The Rep’s Broke-ology teaches lessons in life

When a show really works, when all elements combine into a whole that’s more powerful than any one of them, then each element will, like DNA, also contain the whole within itself. At the Kansas City Repertory Theatre’s potent production of Broke-ology, a drama set in the Quindaro neighborhood and written by Kansas City, Kansas’ Nathan Louis Jackson, that whole is obvious in Meghan Raham’s set: a run-down, lived-in home with dust-covered windows — a home that’s still alive with beauty and light.
There are board games that nobody has played in decades, a Rick James record by the turntable, an air conditioner duct-taped in a window, an old quilt brightening the couch. In this house, William King is haunted by the memory of the wife he lost, and he’s comforted by the presence of his adult sons. Like everything else in the show, this remarkable set suggests loneliness, even broke-assedness, but not poverty — certainly not in the wretched, desperate way Americans think of such things, and certainly not of the soul.
It suggests nothing more — or less — than lives going by.
We also see the whole in Postell Pringle’s full-bodied performance as Ennis, King’s son and frequent caretaker, a bright young man who never made it out of Kansas City, Kansas. Trapped in a go-nowhere job, Ennis is alternately eager and annoyed as his girlfriend gets closer to giving birth to their child. He drinks too much but isn’t a monster; he larks off with his buddies once in a while but he isn’t a no-show dad.
Pringle plays Ennis as cagey, argumentative and put-upon, but also warm, sometimes goofy and admirably dedicated to his families. He’s not part of a person but a compelling whole, a man torn in too many directions at once.
His desires drive the show. His brother, Malcolm (Larry Powell, also memorable and complex), has just returned to Quindaro with a master’s degree from the University of Connecticut and a job at the Environmental Protection Agency. For months, Ennis has been dropping by the old house to care for the ailing William, played by David Emerson Toney. (Toney is a mighty performer, with a voice as rich and deep as notes plucked on an upright bass. He is especially moving as a man staring down his own decline.)
Malcolm hopes to work in Kansas City for a couple of months before heading back east to teach. Ennis, however, asks Malcolm to stay and help tend to their father.

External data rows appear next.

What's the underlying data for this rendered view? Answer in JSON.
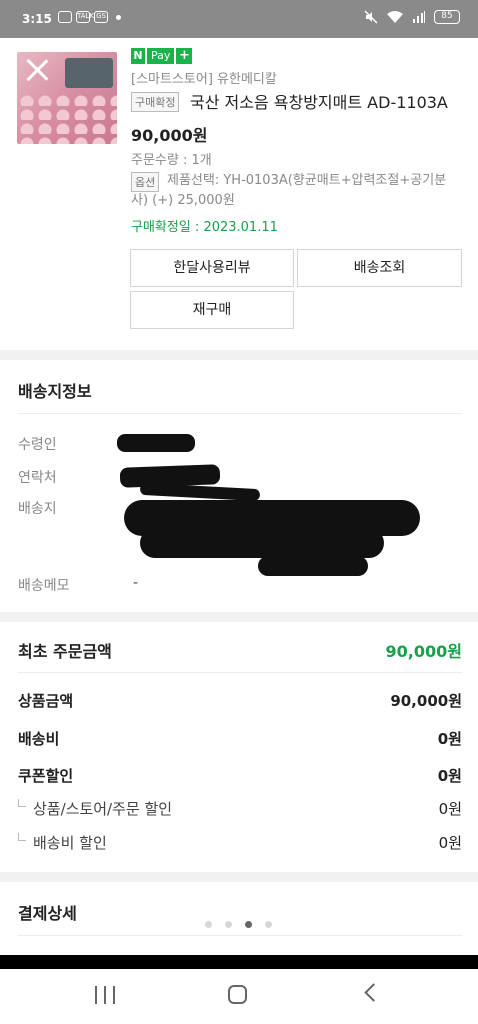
{
  "status_bar": {
    "time": "3:15",
    "left_icon_labels": [
      "TALK",
      "GS"
    ],
    "battery": "85"
  },
  "product": {
    "npay_n": "N",
    "npay_pay": "Pay",
    "npay_plus": "+",
    "store": "[스마트스토어] 유한메디칼",
    "status": "구매확정",
    "name": "국산 저소음 욕창방지매트 AD-1103A",
    "price": "90,000원",
    "quantity": "주문수량 : 1개",
    "option_chip": "옵션",
    "option_text": "제품선택: YH-0103A(향균매트+압력조절+공기분사) (+) 25,000원",
    "confirm_date": "구매확정일 : 2023.01.11",
    "buttons": {
      "review": "한달사용리뷰",
      "track": "배송조회",
      "rebuy": "재구매"
    }
  },
  "delivery": {
    "title": "배송지정보",
    "labels": {
      "recipient": "수령인",
      "contact": "연락처",
      "address": "배송지",
      "memo": "배송메모"
    },
    "memo_value": "-"
  },
  "amounts": {
    "initial_label": "최초 주문금액",
    "initial_value": "90,000원",
    "product_label": "상품금액",
    "product_value": "90,000원",
    "shipping_label": "배송비",
    "shipping_value": "0원",
    "coupon_label": "쿠폰할인",
    "coupon_value": "0원",
    "store_discount_label": "상품/스토어/주문 할인",
    "store_discount_value": "0원",
    "shipping_discount_label": "배송비 할인",
    "shipping_discount_value": "0원"
  },
  "payment": {
    "title": "결제상세"
  },
  "pager": {
    "count": 4,
    "active_index": 2
  },
  "colors": {
    "accent_green": "#19a04a",
    "npay_green": "#19b24b",
    "status_bar_gray": "#8a8a8a"
  },
  "icons": [
    "close-icon",
    "npay-logo",
    "mute-icon",
    "wifi-icon",
    "signal-icon",
    "battery-icon",
    "recents-icon",
    "home-icon",
    "back-icon"
  ]
}
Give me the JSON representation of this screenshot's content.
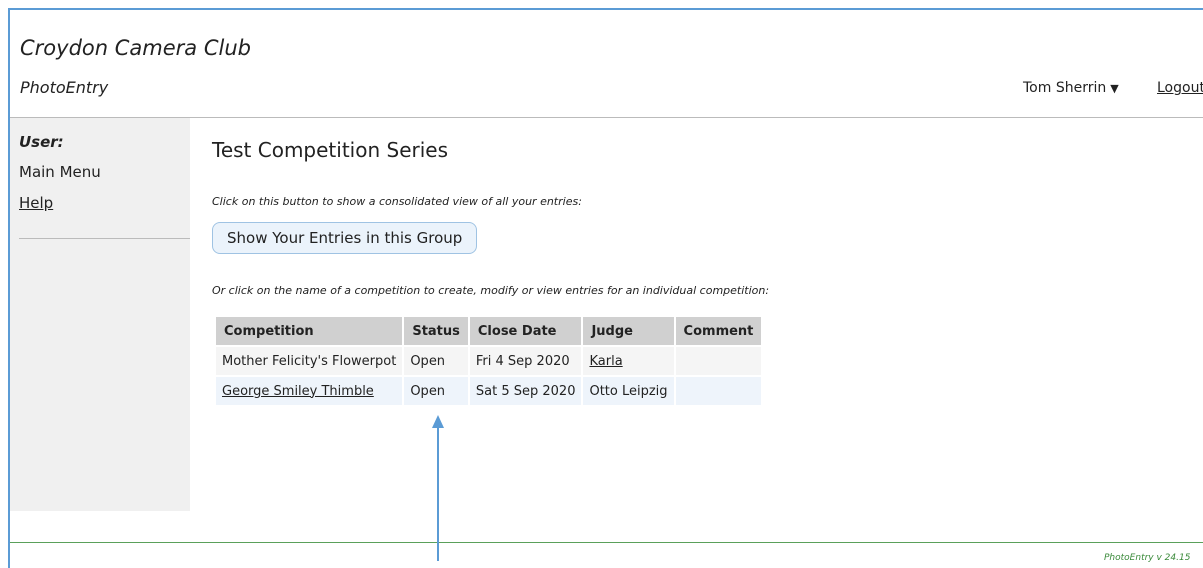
{
  "header": {
    "site_title": "Croydon Camera Club",
    "app_name": "PhotoEntry",
    "user_name": "Tom Sherrin",
    "logout_label": "Logout"
  },
  "sidebar": {
    "user_label": "User:",
    "items": [
      {
        "label": "Main Menu"
      },
      {
        "label": "Help"
      }
    ]
  },
  "main": {
    "title": "Test Competition Series",
    "instruction_1": "Click on this button to show a consolidated view of all your entries:",
    "show_entries_button": "Show Your Entries in this Group",
    "instruction_2": "Or click on the name of a competition to create, modify or view entries for an individual competition:",
    "table": {
      "columns": [
        "Competition",
        "Status",
        "Close Date",
        "Judge",
        "Comment"
      ],
      "rows": [
        {
          "competition": "Mother Felicity's Flowerpot",
          "status": "Open",
          "close_date": "Fri 4 Sep 2020",
          "judge": "Karla",
          "comment": ""
        },
        {
          "competition": "George Smiley Thimble",
          "status": "Open",
          "close_date": "Sat 5 Sep 2020",
          "judge": "Otto Leipzig",
          "comment": ""
        }
      ]
    }
  },
  "footer": {
    "version": "PhotoEntry v 24.15"
  },
  "colors": {
    "frame_border": "#5b9bd5",
    "annotation_arrow": "#5b9bd5",
    "footer_rule": "#5aa05a",
    "version_text": "#3a8a3a",
    "sidebar_bg": "#f0f0f0",
    "button_bg": "#ebf3fb"
  },
  "icons": {
    "user_menu_caret": "caret-down-icon",
    "annotation": "arrow-up-icon"
  }
}
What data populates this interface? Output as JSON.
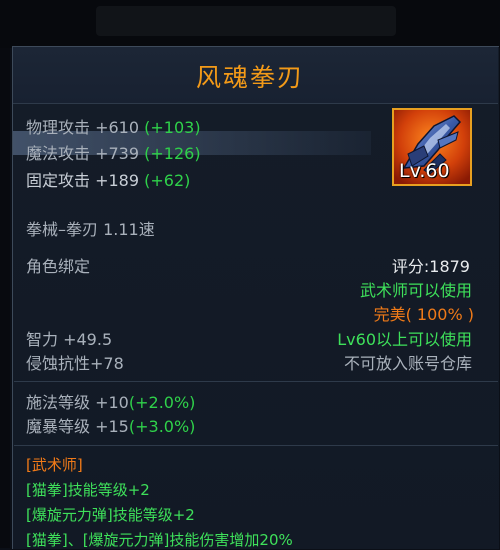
{
  "item": {
    "name": "风魂拳刃",
    "level_badge": "Lv.60",
    "icon": "fist-blade-icon",
    "stats": [
      {
        "label": "物理攻击 +610",
        "bonus": "(+103)"
      },
      {
        "label": "魔法攻击 +739",
        "bonus": "(+126)"
      },
      {
        "label": "固定攻击 +189",
        "bonus": "(+62)"
      }
    ],
    "weapon_type": "拳械–拳刃  1.11速",
    "binding": "角色绑定",
    "score": "评分:1879",
    "class_req": "武术师可以使用",
    "quality": "完美( 100% )",
    "int_stat": "智力 +49.5",
    "level_req": "Lv60以上可以使用",
    "corrosion": "侵蚀抗性+78",
    "storage": "不可放入账号仓库",
    "cast_level": {
      "label": "施法等级 +10",
      "bonus": "(+2.0%)"
    },
    "crit_level": {
      "label": "魔暴等级 +15",
      "bonus": "(+3.0%)"
    },
    "class_section": "[武术师]",
    "skill_lines": [
      "[猫拳]技能等级+2",
      "[爆旋元力弹]技能等级+2",
      "[猫拳]、[爆旋元力弹]技能伤害增加20%"
    ]
  },
  "colors": {
    "title": "#f39a18",
    "bonus_green": "#2fd14a",
    "quality_orange": "#f07a18"
  }
}
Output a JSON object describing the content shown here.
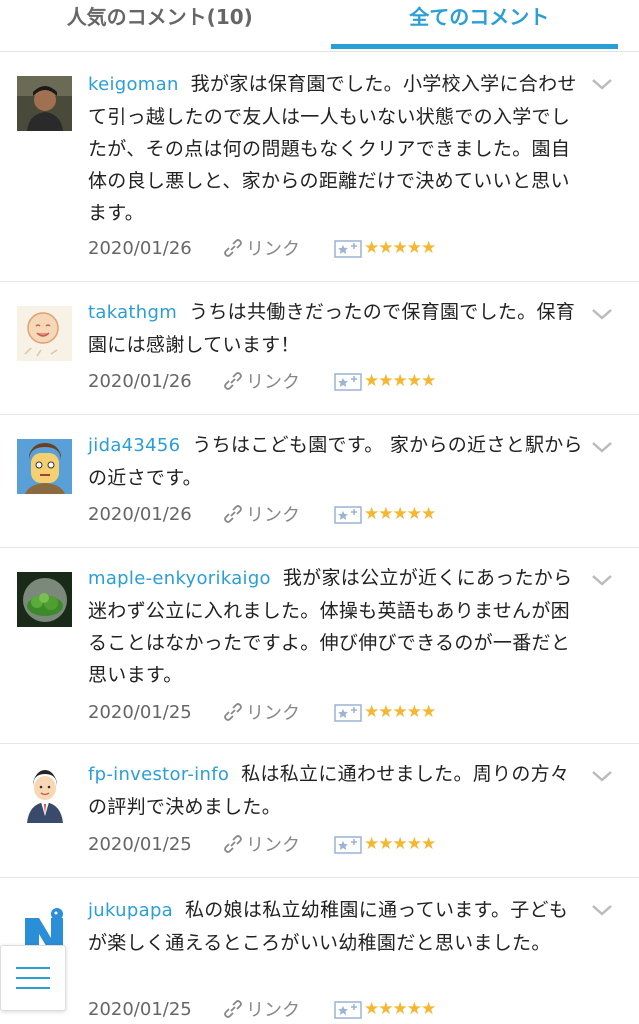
{
  "tabs": {
    "popular": "人気のコメント(10)",
    "all": "全てのコメント"
  },
  "link_label": "リンク",
  "stars": "★★★★★",
  "comments": [
    {
      "user": "keigoman",
      "text": "我が家は保育園でした。小学校入学に合わせて引っ越したので友人は一人もいない状態での入学でしたが、その点は何の問題もなくクリアできました。園自体の良し悪しと、家からの距離だけで決めていいと思います。",
      "date": "2020/01/26"
    },
    {
      "user": "takathgm",
      "text": "うちは共働きだったので保育園でした。保育園には感謝しています！",
      "date": "2020/01/26"
    },
    {
      "user": "jida43456",
      "text": "うちはこども園です。 家からの近さと駅からの近さです。",
      "date": "2020/01/26"
    },
    {
      "user": "maple-enkyorikaigo",
      "text": "我が家は公立が近くにあったから迷わず公立に入れました。体操も英語もありませんが困ることはなかったですよ。伸び伸びできるのが一番だと思います。",
      "date": "2020/01/25"
    },
    {
      "user": "fp-investor-info",
      "text": "私は私立に通わせました。周りの方々の評判で決めました。",
      "date": "2020/01/25"
    },
    {
      "user": "jukupapa",
      "text": "私の娘は私立幼稚園に通っています。子どもが楽しく通えるところがいい幼稚園だと思いました。",
      "date": "2020/01/25"
    }
  ]
}
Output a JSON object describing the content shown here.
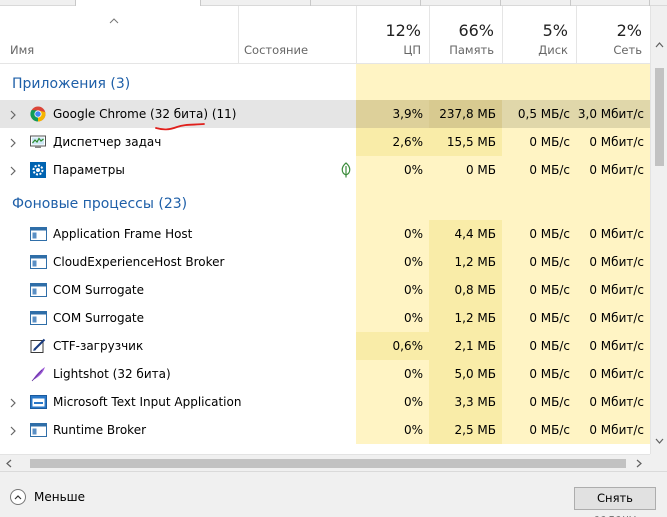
{
  "columns": {
    "name": "Имя",
    "status": "Состояние",
    "cpu": {
      "pct": "12%",
      "label": "ЦП"
    },
    "memory": {
      "pct": "66%",
      "label": "Память"
    },
    "disk": {
      "pct": "5%",
      "label": "Диск"
    },
    "network": {
      "pct": "2%",
      "label": "Сеть"
    }
  },
  "groups": [
    {
      "title": "Приложения (3)",
      "rows": [
        {
          "name": "Google Chrome (32 бита) (11)",
          "icon": "chrome-icon",
          "expandable": true,
          "selected": true,
          "status_icon": "",
          "cpu": "3,9%",
          "memory": "237,8 МБ",
          "disk": "0,5 МБ/с",
          "network": "3,0 Мбит/с"
        },
        {
          "name": "Диспетчер задач",
          "icon": "task-manager-icon",
          "expandable": true,
          "selected": false,
          "status_icon": "",
          "cpu": "2,6%",
          "memory": "15,5 МБ",
          "disk": "0 МБ/с",
          "network": "0 Мбит/с"
        },
        {
          "name": "Параметры",
          "icon": "settings-gear-icon",
          "expandable": true,
          "selected": false,
          "status_icon": "leaf-icon",
          "cpu": "0%",
          "memory": "0 МБ",
          "disk": "0 МБ/с",
          "network": "0 Мбит/с"
        }
      ]
    },
    {
      "title": "Фоновые процессы (23)",
      "rows": [
        {
          "name": "Application Frame Host",
          "icon": "app-window-icon",
          "expandable": false,
          "selected": false,
          "status_icon": "",
          "cpu": "0%",
          "memory": "4,4 МБ",
          "disk": "0 МБ/с",
          "network": "0 Мбит/с"
        },
        {
          "name": "CloudExperienceHost Broker",
          "icon": "app-window-icon",
          "expandable": false,
          "selected": false,
          "status_icon": "",
          "cpu": "0%",
          "memory": "1,2 МБ",
          "disk": "0 МБ/с",
          "network": "0 Мбит/с"
        },
        {
          "name": "COM Surrogate",
          "icon": "app-window-icon",
          "expandable": false,
          "selected": false,
          "status_icon": "",
          "cpu": "0%",
          "memory": "0,8 МБ",
          "disk": "0 МБ/с",
          "network": "0 Мбит/с"
        },
        {
          "name": "COM Surrogate",
          "icon": "app-window-icon",
          "expandable": false,
          "selected": false,
          "status_icon": "",
          "cpu": "0%",
          "memory": "1,2 МБ",
          "disk": "0 МБ/с",
          "network": "0 Мбит/с"
        },
        {
          "name": "CTF-загрузчик",
          "icon": "ctf-pen-icon",
          "expandable": false,
          "selected": false,
          "status_icon": "",
          "cpu": "0,6%",
          "memory": "2,1 МБ",
          "disk": "0 МБ/с",
          "network": "0 Мбит/с"
        },
        {
          "name": "Lightshot (32 бита)",
          "icon": "lightshot-feather-icon",
          "expandable": false,
          "selected": false,
          "status_icon": "",
          "cpu": "0%",
          "memory": "5,0 МБ",
          "disk": "0 МБ/с",
          "network": "0 Мбит/с"
        },
        {
          "name": "Microsoft Text Input Application",
          "icon": "app-window-blue-icon",
          "expandable": true,
          "selected": false,
          "status_icon": "",
          "cpu": "0%",
          "memory": "3,3 МБ",
          "disk": "0 МБ/с",
          "network": "0 Мбит/с"
        },
        {
          "name": "Runtime Broker",
          "icon": "app-window-icon",
          "expandable": true,
          "selected": false,
          "status_icon": "",
          "cpu": "0%",
          "memory": "2,5 МБ",
          "disk": "0 МБ/с",
          "network": "0 Мбит/с"
        }
      ]
    }
  ],
  "footer": {
    "less_label": "Меньше",
    "end_task_label": "Снять задачу"
  },
  "colors": {
    "group_title": "#1e5fa8",
    "cell_bg": "#fff4c4",
    "selected_row": "#e5e5e5",
    "annotation_underline": "#e0201c"
  }
}
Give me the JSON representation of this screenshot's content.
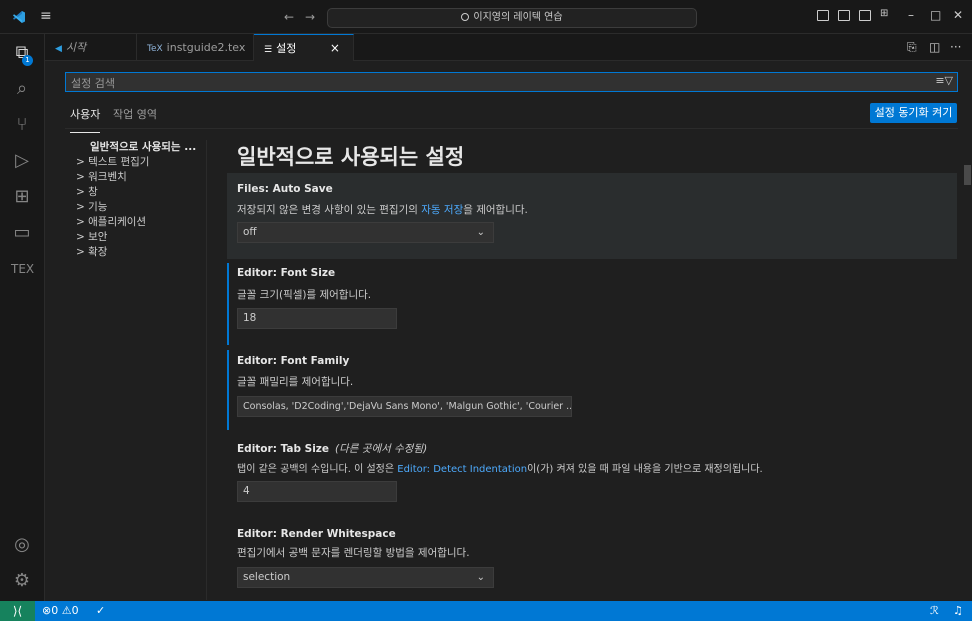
{
  "window": {
    "search_text": "이지영의 레이텍 연습"
  },
  "activity": {
    "explorer_badge": "1",
    "tex_label": "TEX"
  },
  "tabs": [
    {
      "label": "시작",
      "icon": "vscode-logo-icon"
    },
    {
      "label": "instguide2.tex",
      "icon": "tex-file-icon",
      "dirty": "●"
    },
    {
      "label": "설정",
      "icon": "settings-file-icon",
      "close": "×"
    }
  ],
  "settings": {
    "search_placeholder": "설정 검색",
    "scopes": [
      "사용자",
      "작업 영역"
    ],
    "sync_button": "설정 동기화 켜기",
    "toc": [
      "일반적으로 사용되는 ...",
      "> 텍스트 편집기",
      "> 워크벤치",
      "> 창",
      "> 기능",
      "> 애플리케이션",
      "> 보안",
      "> 확장"
    ],
    "section_title": "일반적으로 사용되는 설정",
    "items": [
      {
        "category": "Files: ",
        "name": "Auto Save",
        "desc_before": "저장되지 않은 변경 사항이 있는 편집기의 ",
        "desc_link": "자동 저장",
        "desc_after": "을 제어합니다.",
        "value": "off"
      },
      {
        "category": "Editor: ",
        "name": "Font Size",
        "desc": "글꼴 크기(픽셀)를 제어합니다.",
        "value": "18"
      },
      {
        "category": "Editor: ",
        "name": "Font Family",
        "desc": "글꼴 패밀리를 제어합니다.",
        "value": "Consolas, 'D2Coding','DejaVu Sans Mono', 'Malgun Gothic', 'Courier ..."
      },
      {
        "category": "Editor: ",
        "name": "Tab Size",
        "note": "(다른 곳에서 수정됨)",
        "desc_before": "탭이 같은 공백의 수입니다. 이 설정은 ",
        "desc_link": "Editor: Detect Indentation",
        "desc_after": "이(가) 켜져 있을 때 파일 내용을 기반으로 재정의됩니다.",
        "value": "4"
      },
      {
        "category": "Editor: ",
        "name": "Render Whitespace",
        "desc": "편집기에서 공백 문자를 렌더링할 방법을 제어합니다.",
        "value": "selection"
      }
    ]
  },
  "status": {
    "errors": "0",
    "warnings": "0"
  },
  "colors": {
    "accent": "#0078d4",
    "remote": "#16825d",
    "link": "#4daafc"
  }
}
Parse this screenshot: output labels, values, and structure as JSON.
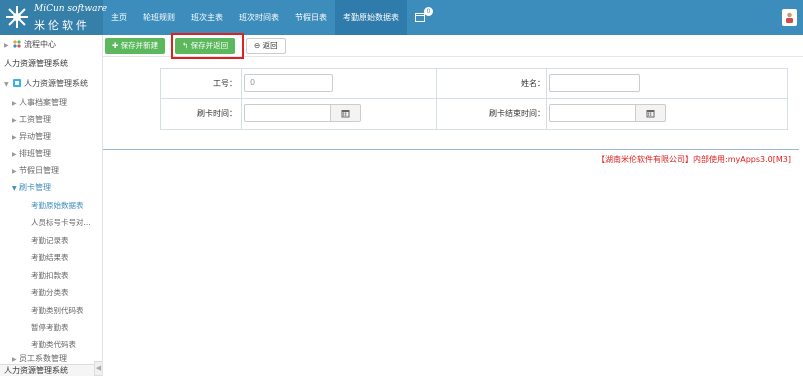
{
  "logo": {
    "en": "MiCun software",
    "cn": "米伦软件"
  },
  "topnav": [
    {
      "label": "主页"
    },
    {
      "label": "轮班规则"
    },
    {
      "label": "班次主表"
    },
    {
      "label": "班次时间表"
    },
    {
      "label": "节假日表"
    },
    {
      "label": "考勤原始数据表",
      "active": true
    }
  ],
  "more_badge": "0",
  "sidebar": {
    "top_item": "流程中心",
    "section_header": "人力资源管理系统",
    "root": "人力资源管理系统",
    "items": [
      "人事档案管理",
      "工资管理",
      "异动管理",
      "排班管理",
      "节假日管理"
    ],
    "open_group": "刷卡管理",
    "sub_items": [
      {
        "label": "考勤原始数据表",
        "active": true
      },
      {
        "label": "人员标号卡号对..."
      },
      {
        "label": "考勤记录表"
      },
      {
        "label": "考勤结果表"
      },
      {
        "label": "考勤扣款表"
      },
      {
        "label": "考勤分类表"
      },
      {
        "label": "考勤类别代码表"
      },
      {
        "label": "暂停考勤表"
      },
      {
        "label": "考勤类代码表"
      }
    ],
    "last_item": "员工系数管理",
    "footer": "人力资源管理系统"
  },
  "toolbar": {
    "save_new": "保存并新建",
    "save_return": "保存并返回",
    "back": "返回"
  },
  "form": {
    "emp_no_label": "工号：",
    "emp_no_value": "0",
    "name_label": "姓名：",
    "name_value": "",
    "card_time_label": "刷卡时间：",
    "card_time_value": "",
    "card_end_label": "刷卡结束时间：",
    "card_end_value": ""
  },
  "copyright": "【湖南米伦软件有限公司】内部使用:myApps3.0[M3]",
  "colors": {
    "header": "#3c8dbc",
    "green": "#5cb85c",
    "highlight": "#e02020"
  }
}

Predictable tensions are immediately apparent: hometown Ennis versus collegiate Malcolm, now wearing preppie shorts and eating English muffins instead of biscuits and gravy.
To playwright Jackson’s credit, their tensions are never presented along the familiar schematic of street-smart versus book-learned. These characters are whole — not ever examples or clichés or parts of persons manipulated to fit a plot. And in the play’s finest moments, the brothers still enjoy each other and laugh together.
Sturdy and moving, Broke-ology is, on occasion, touched with greatness. Sometimes it’s also a little much. After lengthy, lovely moments illuminating how this family works and why its members love one another, scenes can get too intense too quickly, rushing through catastrophes and confrontations. One extended bit of fraternal horseplay demands that the brothers talk in silly pirate voices much longer than anyone in the world would bother. The elder King shares several flashbacks and dream sequences with his deceased wife, Sonia (Shamika Cotton), and these, too, sometimes get caught up in a discomfiting gush.
But even in those dreams, director Kyle Hatley and his crew achieve that rare wholeness. Most impressive are the powerful moments when King’s lonely, broke-ass now slips, in his mind, to the broke-ass past and the wife for whom he longs. Rigged by lighting designer Victor En Yu Tan and set to a keening, minimalist score (by Tim Munger) that feels tuned directly to our individual feelings of loss, these transitions sneak up in everyday incidents. William stands too long in front of the open refrigerator, and the house darkens around him while the fridge light glows brighter until somehow, almost naturally, his wife has stolen up beside him, asking him to take her dancing.
Or he revels in the Temptations’ “Just My Imagination,” and time again becomes porous, just as it always does with that song, one of the most sublime works of art America has produced. These moments concern characters adrift, uncertain of who they are or who they should be, but still reaching out for what makes life worth living.
Broke-ology premiered at Lincoln Center last year. Some critics have complained that this story of family and responsibility doesn’t have enough story. I fail to see how the threat of a foreclosure or some other contrivance could improve on what’s already here: life itself.